O kararın sonrasında Liverpool FC ve Suarez karara itiraz etmediler. Liverpool FC yaptığı açıklamada, futbolun içinde ve dışında ırkçılığın asla kabullenilemez olduğunu, bu nedenle karara saygı duyduklarını açıkladılar.

İşin ilginç yanı, kendisi melez olan Suarez’in büyük babasının da zenci olmasıydı.

***

Suarez olayından 6 ay kadar sonra uzaklarda…

Play-off komedisinin ilk perdesinde, ülke futbolunun her daim korunan, kollanan çocuğu Emre Belözoğlu, Trabzonspor’un orta saha oyuncusu Zokora’ya “Nigger” kelimesini kullandığını kabul ediyor; sonrasında ise “Eğer ki içimde ırkçılık adına bir şey besliyorsam, Allah bu kalbimi çıkarsın!” diyerek kendini savunuyordu. Üstelik söylediğine göre yurt dışında oynadığı senelerde “Pis Türk” diye aşağılandığı da olmuştu.

Oysa “ırkçılık” suçlamasıyla ilk kez karşılaşıyor değildi Fenerbahçeli futbolcu. İçinde ırkçılık adına bir şey beslemiyorsa da kullandığı kelimenin onur kırıcı olduğunu bilmesi ve geçmişten, yaşadıklarından ders alması gerekirdi. Ada’da futbol oynadığı yıllarda, 30 Aralık 2006 tarihinde Newcastle United’ın Everton’a 3-0 yenildiği maçta o dönem Everton’da forma giyen Yobo’ya ırkçı hakarette bulunduğu suçlamasıyla manşetelere taşınmıştı. O olaydan sonra, Şubat 2007’de bu kez Bolton Wonderers’lı futbolcu El Hadji Diouf, Emre’nin kendisine ırkçı hakarette bulunduğunu açıkladı. Kısa süre sonra, bu kez Watford’lu futbolcu Alhassan Bangura, Emre’yi ırkçılıkla suçluyor; Emre ise takımdaki oda arkadaşının zenci futbolcu Obafemi Martins olduğunu söyleyerek asla ırkçı olmadığını savunuyordu.
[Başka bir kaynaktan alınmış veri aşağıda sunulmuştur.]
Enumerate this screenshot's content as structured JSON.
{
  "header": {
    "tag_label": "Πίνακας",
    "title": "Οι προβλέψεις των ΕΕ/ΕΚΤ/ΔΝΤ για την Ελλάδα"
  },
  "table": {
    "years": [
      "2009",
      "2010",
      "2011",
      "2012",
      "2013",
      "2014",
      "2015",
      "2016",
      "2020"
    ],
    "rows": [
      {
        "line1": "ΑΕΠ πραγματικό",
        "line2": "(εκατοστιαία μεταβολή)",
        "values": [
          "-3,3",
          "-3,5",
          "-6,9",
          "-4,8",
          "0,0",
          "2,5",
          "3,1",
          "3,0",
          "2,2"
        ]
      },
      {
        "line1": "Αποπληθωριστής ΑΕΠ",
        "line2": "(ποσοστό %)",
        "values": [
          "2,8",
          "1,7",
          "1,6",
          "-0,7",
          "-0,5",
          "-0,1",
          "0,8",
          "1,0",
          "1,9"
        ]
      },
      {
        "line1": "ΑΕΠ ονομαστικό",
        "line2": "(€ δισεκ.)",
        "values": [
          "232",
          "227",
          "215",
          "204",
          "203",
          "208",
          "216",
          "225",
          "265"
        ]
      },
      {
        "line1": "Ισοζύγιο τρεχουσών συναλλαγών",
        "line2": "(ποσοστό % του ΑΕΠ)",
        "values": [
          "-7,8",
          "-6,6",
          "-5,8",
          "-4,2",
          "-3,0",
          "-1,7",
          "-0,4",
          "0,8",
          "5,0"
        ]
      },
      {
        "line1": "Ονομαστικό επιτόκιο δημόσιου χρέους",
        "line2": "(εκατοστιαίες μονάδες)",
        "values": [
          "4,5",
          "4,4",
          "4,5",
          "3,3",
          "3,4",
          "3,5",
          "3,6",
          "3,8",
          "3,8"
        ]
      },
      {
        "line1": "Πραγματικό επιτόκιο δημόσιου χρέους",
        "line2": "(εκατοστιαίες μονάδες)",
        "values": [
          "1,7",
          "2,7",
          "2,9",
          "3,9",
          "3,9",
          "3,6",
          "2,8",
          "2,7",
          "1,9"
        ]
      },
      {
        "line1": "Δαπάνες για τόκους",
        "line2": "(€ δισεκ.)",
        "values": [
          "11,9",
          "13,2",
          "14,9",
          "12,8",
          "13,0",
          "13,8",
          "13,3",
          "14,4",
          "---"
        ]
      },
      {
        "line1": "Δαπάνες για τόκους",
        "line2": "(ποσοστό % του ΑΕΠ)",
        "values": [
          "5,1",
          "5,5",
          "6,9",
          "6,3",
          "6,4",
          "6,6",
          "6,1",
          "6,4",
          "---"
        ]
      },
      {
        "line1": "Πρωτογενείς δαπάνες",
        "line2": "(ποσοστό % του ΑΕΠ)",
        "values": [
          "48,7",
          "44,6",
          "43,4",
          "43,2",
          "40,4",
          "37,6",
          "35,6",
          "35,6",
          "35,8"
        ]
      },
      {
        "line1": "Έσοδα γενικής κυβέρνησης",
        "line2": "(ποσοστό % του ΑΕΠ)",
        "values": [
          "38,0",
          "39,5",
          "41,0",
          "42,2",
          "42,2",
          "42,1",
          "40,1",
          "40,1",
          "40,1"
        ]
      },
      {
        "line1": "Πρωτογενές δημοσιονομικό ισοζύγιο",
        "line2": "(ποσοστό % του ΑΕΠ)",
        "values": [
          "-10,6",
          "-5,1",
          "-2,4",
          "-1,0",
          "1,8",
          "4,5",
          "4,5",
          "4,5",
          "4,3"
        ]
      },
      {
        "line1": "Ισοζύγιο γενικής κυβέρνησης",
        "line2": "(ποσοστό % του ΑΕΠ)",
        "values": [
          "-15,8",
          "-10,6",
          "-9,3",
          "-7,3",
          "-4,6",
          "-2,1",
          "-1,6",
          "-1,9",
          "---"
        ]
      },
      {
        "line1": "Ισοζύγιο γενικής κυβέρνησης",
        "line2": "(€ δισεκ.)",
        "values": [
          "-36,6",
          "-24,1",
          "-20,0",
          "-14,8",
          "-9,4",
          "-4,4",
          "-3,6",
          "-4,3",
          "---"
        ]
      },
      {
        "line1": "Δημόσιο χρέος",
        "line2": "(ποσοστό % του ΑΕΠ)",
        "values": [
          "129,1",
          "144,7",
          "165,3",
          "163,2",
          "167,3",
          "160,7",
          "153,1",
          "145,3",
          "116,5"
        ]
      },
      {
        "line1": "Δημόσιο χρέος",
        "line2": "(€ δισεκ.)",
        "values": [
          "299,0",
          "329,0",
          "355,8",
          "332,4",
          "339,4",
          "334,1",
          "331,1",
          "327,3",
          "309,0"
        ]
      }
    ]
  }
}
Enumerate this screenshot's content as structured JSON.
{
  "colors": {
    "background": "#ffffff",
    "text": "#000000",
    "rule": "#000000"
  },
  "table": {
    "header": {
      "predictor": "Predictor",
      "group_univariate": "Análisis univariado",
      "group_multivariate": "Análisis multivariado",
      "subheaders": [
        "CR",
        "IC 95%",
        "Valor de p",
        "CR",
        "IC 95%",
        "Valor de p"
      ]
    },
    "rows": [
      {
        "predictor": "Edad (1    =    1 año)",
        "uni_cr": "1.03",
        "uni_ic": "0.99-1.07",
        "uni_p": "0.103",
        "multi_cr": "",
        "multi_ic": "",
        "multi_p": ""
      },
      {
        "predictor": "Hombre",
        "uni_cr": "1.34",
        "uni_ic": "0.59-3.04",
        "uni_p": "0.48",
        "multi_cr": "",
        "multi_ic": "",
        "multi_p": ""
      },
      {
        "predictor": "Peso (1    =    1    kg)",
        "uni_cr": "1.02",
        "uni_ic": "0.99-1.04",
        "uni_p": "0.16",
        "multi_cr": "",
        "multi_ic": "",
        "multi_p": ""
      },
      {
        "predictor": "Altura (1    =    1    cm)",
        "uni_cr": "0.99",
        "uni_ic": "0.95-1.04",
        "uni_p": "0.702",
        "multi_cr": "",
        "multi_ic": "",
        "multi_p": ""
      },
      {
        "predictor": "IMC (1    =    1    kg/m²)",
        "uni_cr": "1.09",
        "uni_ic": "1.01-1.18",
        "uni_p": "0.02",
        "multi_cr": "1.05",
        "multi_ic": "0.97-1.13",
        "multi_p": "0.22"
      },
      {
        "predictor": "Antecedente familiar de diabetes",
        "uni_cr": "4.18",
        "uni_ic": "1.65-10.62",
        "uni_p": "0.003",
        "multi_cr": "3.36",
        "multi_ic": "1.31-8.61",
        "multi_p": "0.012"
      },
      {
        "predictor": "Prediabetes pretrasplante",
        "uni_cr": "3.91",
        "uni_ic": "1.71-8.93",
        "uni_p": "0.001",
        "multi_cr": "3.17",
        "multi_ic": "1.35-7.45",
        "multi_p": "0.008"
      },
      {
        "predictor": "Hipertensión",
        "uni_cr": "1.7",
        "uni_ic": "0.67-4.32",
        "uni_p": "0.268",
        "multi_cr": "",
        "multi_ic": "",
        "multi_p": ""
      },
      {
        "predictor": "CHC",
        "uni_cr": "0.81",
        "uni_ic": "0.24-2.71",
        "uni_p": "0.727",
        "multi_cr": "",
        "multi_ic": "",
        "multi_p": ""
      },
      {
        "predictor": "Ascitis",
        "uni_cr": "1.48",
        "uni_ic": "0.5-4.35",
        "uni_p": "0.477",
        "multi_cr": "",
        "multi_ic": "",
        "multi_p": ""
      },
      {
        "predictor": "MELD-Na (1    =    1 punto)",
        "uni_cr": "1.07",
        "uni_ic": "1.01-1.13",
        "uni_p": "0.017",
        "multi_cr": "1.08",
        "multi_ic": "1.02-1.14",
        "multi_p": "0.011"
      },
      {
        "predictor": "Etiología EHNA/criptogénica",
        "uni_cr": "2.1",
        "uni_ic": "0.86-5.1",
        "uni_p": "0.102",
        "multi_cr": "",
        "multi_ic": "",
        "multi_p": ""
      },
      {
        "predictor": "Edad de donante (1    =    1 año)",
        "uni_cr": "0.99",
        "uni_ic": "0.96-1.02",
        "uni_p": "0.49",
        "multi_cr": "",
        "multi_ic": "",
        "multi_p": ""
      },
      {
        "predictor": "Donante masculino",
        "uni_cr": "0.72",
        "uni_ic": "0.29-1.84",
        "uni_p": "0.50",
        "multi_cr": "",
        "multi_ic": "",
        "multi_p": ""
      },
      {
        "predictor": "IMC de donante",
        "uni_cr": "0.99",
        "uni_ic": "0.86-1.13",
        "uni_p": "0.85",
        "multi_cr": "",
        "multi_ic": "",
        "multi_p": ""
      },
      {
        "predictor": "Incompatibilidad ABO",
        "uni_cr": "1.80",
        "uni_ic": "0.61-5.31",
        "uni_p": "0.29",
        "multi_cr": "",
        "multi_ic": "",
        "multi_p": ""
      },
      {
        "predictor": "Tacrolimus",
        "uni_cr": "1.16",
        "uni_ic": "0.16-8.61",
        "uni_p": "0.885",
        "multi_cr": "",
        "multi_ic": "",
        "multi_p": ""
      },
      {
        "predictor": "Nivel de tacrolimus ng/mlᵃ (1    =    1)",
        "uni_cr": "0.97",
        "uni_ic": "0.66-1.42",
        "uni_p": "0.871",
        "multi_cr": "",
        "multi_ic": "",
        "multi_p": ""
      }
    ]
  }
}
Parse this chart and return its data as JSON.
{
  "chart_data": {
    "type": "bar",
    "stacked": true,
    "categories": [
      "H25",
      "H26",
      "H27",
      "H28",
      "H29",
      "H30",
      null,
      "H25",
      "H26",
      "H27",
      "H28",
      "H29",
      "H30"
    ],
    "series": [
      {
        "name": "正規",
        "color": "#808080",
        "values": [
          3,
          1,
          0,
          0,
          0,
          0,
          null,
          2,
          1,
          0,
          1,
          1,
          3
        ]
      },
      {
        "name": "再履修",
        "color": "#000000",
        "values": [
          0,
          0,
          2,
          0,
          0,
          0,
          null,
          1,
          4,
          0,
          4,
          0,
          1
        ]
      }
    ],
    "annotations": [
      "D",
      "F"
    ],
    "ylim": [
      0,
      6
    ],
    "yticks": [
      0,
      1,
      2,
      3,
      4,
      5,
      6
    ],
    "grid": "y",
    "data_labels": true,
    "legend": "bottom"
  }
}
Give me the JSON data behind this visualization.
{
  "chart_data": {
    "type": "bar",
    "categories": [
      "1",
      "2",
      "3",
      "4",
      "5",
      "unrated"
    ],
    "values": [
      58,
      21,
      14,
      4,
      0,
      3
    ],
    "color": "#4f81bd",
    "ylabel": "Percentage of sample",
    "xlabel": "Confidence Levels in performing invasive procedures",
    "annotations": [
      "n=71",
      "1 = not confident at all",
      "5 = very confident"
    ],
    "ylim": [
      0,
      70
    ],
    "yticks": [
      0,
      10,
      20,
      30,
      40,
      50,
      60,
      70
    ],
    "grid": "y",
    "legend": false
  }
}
Tıpkı sıklıkla duyduğumuz, “Ben nasıl Kürt/Ermeni/Rum düşmanı olurum? Kürt/Ermeni/Rum arkadaşlarım var!” cümlesindeki gibi…

19 Mart 2007 tarihinde İngiltere Futbol Federasyonu, yeterli delil olmadığı için konunun kapatıldığını ve Emre’ye ceza verilmeyeceğini açıklayacaktı.

***

Emre’nin kalbinde ırkçılık olup olmadığını bir kenara koyup, 30’lu yaşlara gelmiş, üstelik ülke futbolunda yıldız sayılan bir futbolcunun sürekli aynı suçlamayla karşılaşmasının nedenlerini araştıralım. Yüreğinde ırkçılık olmasa bile, diline hâkim olamayan, bu nedenle manşetlere taşınan bir futbolcunun aslında sistemin ürünü olduğunu anlayalım. Yakın geçmişte oynanan Bursaspor-Diyarbakırspor maçında yaşananları hatırlayın mesela, kimsenin ceza almadığını da. Ötekileştirdiğimiz Diyarbakırspor’un, Süper Lig’de oynadığı yıllarda hemen her maçta yaşadıklarını hatırlayın. Kalplerde ırkçılık olmasa bile, bazen ırkçılığa varan ayrımcılığın gündelik hayatımızda nicedir öylesine gelip geçiştirdildiğini de. Irkçılık yüreklerde taşınmasa, farkında olmasak bile ne yazık ki yer etmiş içimizde bir yerlerde…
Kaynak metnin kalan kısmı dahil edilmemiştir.